Spring riding season is officially back, and nothing kicks it off better than layering up like the Michelin Man and throwing a leg over the bike at 39 degrees. That was my morning today, knowing full well it would hit 73 by the afternoon. Pennsylvania weather, you know how it goes. But somewhere between trying to feel nimble in four layers of gear and realizing my phone was buried deep in my jean pocket under all of it, a thought I had been putting off all winter finally bubbled back up. What if we ran our own motorcycle scavenger hunt through the WaltInPA Discord
?
Table of Contents
The Idea That Has Been Sitting on the Back Burner
I have been meaning to put this together since last fall. I told myself it would be ready for spring. Then winter came and went and here we are. So rather than let it keep collecting dust, I figured I would just talk through it and see if anyone out there thinks it has legs.
The inspiration came from watching Scott over at Scott’s Moto Adventures participate in a BMW scavenger hunt called the coddiwomple. The basic concept is straightforward. You get a numbered bib like you would wear in a road race, attach it to your bike, and then go out and photograph specific things that match the year’s theme. Cannons, roadside chickens, landmark spots, things like that. You collect points for what you find and submit photos to get credit.
It sounds like a good time on paper. The catch, at least from what Scott described, is that the competition has gotten pretty lopsided. Some of the participants are retired riders who are essentially full-time on the road. They rack up tens of thousands of points and weekend warriors do not stand a chance of catching them. That is not really anyone’s fault. That is just what happens when a game gets popular. But it does make you wonder whether there is a better way to structure something like this, especially for a smaller, more local community.
Why Little Lending Libraries Make Perfect Sense
Here is the idea I keep coming back to. Little lending libraries are everywhere
. You have almost certainly passed a dozen of them without thinking twice. They are those small wooden boxes on a post in someone’s front yard where you can take a book, leave a book, and keep the cycle going. Some are handmade and quirky. Some look like miniature houses. Some are tucked into public parks or sitting outside a fire station or a local business.
For a motorcycle scavenger hunt, they are kind of perfect. They are spread out across neighborhoods, small towns, and back roads, which means you have a reason to explore areas you might not normally ride through. They are easy to spot and photograph. And because they are all over the country, not just Pennsylvania, riders in other states could potentially participate too.

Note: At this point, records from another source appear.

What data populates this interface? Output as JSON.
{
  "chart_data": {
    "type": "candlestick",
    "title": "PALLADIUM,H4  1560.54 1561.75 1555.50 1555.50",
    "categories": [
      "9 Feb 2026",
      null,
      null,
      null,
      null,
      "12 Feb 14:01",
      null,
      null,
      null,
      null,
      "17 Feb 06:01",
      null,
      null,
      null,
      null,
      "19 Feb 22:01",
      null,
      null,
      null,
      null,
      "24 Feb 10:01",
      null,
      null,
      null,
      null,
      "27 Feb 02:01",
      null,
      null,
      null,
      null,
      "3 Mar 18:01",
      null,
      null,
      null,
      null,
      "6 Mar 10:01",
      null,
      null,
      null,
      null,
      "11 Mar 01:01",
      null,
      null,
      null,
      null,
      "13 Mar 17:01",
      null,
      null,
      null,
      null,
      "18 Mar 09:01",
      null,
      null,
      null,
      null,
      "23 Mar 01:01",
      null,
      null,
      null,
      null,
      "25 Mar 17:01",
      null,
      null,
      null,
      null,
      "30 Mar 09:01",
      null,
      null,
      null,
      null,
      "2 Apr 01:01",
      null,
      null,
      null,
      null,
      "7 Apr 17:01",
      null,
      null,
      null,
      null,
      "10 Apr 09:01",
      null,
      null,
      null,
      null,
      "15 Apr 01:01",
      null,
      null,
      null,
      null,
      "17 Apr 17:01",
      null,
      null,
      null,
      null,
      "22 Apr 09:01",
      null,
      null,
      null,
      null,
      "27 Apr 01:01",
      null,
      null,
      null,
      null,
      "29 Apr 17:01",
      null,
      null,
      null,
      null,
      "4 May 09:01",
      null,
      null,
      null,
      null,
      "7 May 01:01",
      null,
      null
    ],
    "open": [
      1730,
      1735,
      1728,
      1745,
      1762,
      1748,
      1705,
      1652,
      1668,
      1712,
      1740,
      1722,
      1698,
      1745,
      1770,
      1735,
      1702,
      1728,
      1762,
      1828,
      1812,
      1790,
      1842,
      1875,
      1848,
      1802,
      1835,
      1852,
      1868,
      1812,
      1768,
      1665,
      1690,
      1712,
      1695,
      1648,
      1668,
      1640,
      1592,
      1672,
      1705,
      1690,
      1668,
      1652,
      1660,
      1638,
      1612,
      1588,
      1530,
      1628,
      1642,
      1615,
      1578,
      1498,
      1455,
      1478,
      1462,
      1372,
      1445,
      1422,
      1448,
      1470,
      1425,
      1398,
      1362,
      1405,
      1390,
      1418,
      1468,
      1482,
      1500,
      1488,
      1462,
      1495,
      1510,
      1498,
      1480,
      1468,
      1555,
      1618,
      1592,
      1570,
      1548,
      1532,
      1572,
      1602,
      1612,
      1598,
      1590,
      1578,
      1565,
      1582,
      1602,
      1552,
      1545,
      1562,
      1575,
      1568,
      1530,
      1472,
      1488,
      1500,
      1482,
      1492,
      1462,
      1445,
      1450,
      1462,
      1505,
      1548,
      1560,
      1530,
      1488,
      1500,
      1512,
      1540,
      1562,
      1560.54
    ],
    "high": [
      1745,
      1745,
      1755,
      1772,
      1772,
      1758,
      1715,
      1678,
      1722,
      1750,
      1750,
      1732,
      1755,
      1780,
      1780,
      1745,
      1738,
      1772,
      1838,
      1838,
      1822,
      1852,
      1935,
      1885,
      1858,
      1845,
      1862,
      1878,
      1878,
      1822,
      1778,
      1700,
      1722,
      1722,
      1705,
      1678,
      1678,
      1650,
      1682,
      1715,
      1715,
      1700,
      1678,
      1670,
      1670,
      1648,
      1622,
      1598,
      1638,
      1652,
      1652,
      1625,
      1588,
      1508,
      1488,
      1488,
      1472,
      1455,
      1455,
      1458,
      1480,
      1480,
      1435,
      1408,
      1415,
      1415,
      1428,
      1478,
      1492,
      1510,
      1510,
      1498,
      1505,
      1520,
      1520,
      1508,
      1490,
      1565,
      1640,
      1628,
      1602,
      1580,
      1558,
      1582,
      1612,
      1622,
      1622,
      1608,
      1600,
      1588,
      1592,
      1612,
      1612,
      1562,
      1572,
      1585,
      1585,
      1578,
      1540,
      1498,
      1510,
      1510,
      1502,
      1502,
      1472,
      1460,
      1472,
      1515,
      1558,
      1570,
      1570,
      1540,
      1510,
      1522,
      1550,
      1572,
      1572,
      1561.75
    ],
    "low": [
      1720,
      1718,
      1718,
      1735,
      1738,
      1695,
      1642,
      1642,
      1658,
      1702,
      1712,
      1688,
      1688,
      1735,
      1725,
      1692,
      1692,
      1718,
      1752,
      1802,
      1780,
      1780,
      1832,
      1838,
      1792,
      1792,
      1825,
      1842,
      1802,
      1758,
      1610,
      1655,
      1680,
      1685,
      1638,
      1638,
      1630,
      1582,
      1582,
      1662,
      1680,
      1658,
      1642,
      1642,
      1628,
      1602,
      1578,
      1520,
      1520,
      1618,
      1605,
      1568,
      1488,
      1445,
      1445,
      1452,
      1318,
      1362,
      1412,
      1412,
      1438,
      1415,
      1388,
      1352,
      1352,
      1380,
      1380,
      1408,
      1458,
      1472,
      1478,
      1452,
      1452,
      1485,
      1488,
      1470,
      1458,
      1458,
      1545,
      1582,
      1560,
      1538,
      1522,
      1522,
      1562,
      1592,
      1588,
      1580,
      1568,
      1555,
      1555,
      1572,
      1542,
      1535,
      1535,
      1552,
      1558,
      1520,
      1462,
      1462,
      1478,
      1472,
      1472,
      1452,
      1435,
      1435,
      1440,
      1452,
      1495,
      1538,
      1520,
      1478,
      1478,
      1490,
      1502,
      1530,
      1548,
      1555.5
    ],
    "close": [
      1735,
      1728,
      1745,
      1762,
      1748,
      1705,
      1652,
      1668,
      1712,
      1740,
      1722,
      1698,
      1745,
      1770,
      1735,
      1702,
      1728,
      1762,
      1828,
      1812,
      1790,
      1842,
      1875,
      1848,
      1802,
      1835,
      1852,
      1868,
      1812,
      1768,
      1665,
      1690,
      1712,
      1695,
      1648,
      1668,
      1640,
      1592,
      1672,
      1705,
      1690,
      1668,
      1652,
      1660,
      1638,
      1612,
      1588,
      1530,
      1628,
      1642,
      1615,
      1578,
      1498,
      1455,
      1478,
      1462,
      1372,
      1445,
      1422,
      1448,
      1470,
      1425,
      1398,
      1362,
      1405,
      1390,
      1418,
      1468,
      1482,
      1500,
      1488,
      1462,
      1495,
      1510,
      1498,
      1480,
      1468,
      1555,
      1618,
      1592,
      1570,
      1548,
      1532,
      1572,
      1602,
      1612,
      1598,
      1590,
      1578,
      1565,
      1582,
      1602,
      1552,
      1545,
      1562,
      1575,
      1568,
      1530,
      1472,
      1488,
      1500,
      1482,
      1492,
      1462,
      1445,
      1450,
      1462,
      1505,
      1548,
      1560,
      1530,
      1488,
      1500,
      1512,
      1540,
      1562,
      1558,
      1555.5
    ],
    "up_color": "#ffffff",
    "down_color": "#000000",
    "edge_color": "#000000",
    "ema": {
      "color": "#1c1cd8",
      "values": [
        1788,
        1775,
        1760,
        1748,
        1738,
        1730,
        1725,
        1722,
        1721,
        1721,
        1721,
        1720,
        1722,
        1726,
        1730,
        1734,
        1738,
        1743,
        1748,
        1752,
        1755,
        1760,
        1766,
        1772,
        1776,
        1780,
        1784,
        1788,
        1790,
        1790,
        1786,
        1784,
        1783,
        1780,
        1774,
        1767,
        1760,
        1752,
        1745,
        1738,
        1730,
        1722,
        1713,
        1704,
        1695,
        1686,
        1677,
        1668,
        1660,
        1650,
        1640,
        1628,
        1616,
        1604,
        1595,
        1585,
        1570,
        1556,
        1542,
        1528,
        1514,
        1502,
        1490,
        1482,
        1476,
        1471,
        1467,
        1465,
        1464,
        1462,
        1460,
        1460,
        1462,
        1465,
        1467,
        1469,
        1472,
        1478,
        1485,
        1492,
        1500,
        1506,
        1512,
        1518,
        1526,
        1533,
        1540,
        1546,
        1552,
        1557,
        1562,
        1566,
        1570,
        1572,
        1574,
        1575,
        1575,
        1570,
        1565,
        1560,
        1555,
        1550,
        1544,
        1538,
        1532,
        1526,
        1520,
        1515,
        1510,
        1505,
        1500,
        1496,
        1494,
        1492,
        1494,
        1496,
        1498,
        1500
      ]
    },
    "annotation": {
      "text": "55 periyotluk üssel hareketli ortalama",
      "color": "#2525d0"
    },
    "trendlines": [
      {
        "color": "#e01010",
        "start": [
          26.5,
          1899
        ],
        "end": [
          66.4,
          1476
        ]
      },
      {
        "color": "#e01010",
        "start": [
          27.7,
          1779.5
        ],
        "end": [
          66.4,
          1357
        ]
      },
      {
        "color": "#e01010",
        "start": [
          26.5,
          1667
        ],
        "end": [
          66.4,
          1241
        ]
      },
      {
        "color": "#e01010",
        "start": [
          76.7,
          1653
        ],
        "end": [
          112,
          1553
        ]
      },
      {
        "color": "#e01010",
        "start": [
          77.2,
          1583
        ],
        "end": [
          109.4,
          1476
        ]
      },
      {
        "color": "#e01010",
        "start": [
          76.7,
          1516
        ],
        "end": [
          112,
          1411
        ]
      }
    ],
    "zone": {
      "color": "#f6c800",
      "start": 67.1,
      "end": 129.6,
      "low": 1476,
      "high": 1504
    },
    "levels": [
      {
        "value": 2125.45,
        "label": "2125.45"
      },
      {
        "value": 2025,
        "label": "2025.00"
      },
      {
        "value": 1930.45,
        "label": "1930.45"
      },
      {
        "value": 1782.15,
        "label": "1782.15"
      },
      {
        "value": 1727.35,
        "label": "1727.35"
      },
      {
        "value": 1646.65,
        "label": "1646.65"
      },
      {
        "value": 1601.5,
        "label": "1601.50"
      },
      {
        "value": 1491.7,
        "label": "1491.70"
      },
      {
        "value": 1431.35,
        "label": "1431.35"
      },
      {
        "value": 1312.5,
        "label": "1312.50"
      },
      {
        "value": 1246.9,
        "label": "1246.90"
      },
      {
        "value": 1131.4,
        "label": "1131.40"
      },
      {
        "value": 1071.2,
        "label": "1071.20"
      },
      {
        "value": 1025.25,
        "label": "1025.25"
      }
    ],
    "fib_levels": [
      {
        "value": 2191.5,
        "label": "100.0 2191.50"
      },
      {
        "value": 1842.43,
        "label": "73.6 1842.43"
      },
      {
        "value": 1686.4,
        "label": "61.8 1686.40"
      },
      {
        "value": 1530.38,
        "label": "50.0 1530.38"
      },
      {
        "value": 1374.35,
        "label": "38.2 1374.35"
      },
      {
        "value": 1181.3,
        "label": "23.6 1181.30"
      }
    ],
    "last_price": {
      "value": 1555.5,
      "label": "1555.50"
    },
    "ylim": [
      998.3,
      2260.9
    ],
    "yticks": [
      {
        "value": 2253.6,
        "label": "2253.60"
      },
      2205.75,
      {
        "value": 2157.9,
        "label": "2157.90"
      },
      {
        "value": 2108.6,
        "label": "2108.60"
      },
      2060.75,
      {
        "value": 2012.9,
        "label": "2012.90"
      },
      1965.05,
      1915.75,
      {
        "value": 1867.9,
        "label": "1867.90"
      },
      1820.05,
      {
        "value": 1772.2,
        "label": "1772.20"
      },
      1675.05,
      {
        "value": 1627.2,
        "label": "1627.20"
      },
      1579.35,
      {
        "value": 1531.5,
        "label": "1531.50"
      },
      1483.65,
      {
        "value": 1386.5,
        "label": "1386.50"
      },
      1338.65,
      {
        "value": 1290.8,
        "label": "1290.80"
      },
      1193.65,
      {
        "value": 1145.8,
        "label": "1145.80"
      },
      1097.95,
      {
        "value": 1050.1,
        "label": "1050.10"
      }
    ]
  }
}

The point system I have been kicking around would look something like this. A little lending library gets you one point. A full-size public library is worth more, maybe five points. Used bookstores could be worth extra because they are fewer and farther between compared to a Barnes and Noble. The whole thing would have a reading and books theme running through it, which ties the stops together in a way that feels intentional rather than random.
Keeping It Simple on the Admin Side
One of the things that makes me hesitate about actually launching this is the validation side of things. Scott’s game has someone reviewing every single photo submission to award points. I have zero interest in signing up for that job.
My thought is to run it on the honor system and use a Google Form for submissions. Riders submit their photo along with a location, a timestamp, and their Discord ID. The form feeds into a spreadsheet with a formula that tallies points automatically by user. No one has to manually review anything. It would not be airtight, but for a small community challenge it does not need to be. The point is to have fun and get people out riding, not to run the Olympic trials.
The Part I Am Not Sure About
Here is where I genuinely want to hear from you. Some little lending libraries are on private property. They sit in people’s front yards or on their porches. That creates a real question about whether it is appropriate to pull up on a motorcycle and take a photo in front of someone’s house, even if the library itself is meant to be public-facing. The safer play would be to limit eligible stops to libraries in public spaces, parks, business parking lots, and similar locations, and I think there are still more than enough of those to make a solid route.
The bigger question is whether anyone would actually participate. I could build the whole thing out and spend a weekend riding around taking photos of lending libraries by myself, declare myself the winner, and call it a day. But that is not really the goal here.
What Do You Think?
If this sounds like something you would actually go out and ride for, let me know down in the comments. If there are things about the format you would want to see changed or added, throw that in too. I am not attached to any one version of this. The whole thing only works if people want to ride.
The bones are there. A motorcycle scavenger hunt with a books and libraries theme, an honor system points tracker, no admin headaches, and a reason to go find roads you have never been down before. Whether that turns into something real or stays a half-baked idea I talk about on camera is pretty much up to you.